Above the fire, sparks and stars swam without distinction.

Dusk the following day, the two travellers reached Kraig’s Landing, to find its three ramshackle buildings surrounded by the tents of an encamped regiment. Soldiers were everywhere, and at the dock was tethered an ornate, luxuriously appointed barge above which drifted in the dull wind the king’s banner, and directly beneath it on the spar the crest of the Ceda.

‘There’s a cadre here,’ Buruk said as they strode down the trail towards the camp, which they would have to pass through to reach the hostel and dock.

She nodded. ‘And the soldiers are here as escort. There can’t have been engagements already, can there?’

He shrugged. ‘At sea, maybe. The war is begun, I think.’

Seren reached out and halted Buruk. ‘There, those three.’

The merchant grunted.

The three figures in question had emerged from the rows of tents, the soldiers nearby keeping their distance but fixing their attention on them as they gathered for a moment, about halfway between the two travellers and the camp.

‘The one in blue – do you recognize her, Acquitor?’

She nodded. Nekal Bara, Trate’s resident sorceress, whose power was a near rival to the Ceda’s own. ‘The man on her left, in the black furs, that’s Arahathan, commander of the cadre in the Cold Clay Battalion. I don’t know the third one.’

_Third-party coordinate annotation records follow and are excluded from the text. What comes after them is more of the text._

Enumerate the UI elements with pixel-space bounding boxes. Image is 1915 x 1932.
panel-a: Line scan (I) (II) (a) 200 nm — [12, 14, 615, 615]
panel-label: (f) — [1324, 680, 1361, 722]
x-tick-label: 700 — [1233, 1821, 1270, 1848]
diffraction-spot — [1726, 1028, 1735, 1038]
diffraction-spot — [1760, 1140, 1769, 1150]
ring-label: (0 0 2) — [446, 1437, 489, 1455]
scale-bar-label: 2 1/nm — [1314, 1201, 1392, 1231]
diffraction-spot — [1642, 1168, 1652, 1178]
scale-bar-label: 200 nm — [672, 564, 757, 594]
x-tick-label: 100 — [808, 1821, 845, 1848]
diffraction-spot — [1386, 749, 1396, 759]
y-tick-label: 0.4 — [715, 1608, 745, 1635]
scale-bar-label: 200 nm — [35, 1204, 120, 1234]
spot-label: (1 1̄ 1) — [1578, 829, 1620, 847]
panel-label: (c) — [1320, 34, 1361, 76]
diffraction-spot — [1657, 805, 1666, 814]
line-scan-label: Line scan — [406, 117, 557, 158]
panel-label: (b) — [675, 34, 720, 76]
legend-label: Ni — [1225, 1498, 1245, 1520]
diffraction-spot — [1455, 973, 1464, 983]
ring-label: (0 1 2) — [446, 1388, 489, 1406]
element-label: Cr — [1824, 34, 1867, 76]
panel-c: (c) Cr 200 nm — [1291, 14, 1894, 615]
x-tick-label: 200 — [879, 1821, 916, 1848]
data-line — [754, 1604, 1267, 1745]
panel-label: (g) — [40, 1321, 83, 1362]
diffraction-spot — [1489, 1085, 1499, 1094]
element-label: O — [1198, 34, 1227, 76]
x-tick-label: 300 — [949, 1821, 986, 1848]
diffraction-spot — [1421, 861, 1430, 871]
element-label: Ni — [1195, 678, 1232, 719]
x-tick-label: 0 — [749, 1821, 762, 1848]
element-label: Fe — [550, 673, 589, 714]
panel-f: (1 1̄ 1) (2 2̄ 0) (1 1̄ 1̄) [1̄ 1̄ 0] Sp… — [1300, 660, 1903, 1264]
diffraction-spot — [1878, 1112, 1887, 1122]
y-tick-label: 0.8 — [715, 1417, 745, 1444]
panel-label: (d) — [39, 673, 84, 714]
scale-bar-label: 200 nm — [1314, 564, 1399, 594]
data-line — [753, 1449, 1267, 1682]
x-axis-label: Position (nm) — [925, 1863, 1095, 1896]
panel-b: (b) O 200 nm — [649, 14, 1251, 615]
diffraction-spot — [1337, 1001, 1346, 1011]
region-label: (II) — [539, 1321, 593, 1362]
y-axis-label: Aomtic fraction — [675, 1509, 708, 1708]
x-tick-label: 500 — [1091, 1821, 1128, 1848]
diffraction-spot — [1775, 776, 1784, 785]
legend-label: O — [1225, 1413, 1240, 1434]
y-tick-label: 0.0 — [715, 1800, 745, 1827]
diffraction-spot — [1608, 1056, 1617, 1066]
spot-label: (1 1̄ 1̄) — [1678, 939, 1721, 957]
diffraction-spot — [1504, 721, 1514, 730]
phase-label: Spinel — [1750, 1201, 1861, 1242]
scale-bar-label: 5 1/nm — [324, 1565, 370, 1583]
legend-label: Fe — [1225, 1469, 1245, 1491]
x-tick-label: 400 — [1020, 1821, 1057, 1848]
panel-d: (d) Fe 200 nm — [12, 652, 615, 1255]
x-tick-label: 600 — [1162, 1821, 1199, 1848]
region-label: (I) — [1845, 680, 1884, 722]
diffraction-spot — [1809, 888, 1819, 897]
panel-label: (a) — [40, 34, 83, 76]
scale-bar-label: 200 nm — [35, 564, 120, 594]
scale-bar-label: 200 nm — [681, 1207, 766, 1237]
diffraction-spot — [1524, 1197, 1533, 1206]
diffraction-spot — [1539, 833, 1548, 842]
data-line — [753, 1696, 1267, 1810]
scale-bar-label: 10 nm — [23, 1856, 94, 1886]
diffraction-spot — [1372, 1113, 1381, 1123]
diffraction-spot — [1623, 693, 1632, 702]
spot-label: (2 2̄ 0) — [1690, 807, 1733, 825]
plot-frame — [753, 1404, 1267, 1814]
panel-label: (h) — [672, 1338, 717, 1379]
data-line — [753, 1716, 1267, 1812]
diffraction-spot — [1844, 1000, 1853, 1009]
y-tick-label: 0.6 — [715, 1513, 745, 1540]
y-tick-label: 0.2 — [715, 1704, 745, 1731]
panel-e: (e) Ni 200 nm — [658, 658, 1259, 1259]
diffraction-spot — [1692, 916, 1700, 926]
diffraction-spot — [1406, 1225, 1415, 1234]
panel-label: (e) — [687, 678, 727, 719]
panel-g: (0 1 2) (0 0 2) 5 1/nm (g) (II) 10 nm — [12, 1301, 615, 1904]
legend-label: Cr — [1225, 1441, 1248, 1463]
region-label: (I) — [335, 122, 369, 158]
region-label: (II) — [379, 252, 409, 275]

‘Enedictal,’ Buruk said. ‘Arahathan’s counterpart in the Snakebelt Battalion. We see before us the three most powerful mages of the north. They intend a ritual.’

She set off towards them.

‘Acquitor! Don’t!’

Ignoring Buruk, Seren unslung her pack and dropped it to the ground. She had caught the attention of the three mages. Visible in the gloom, Nekal Bara’s mocking lift of the eyebrows.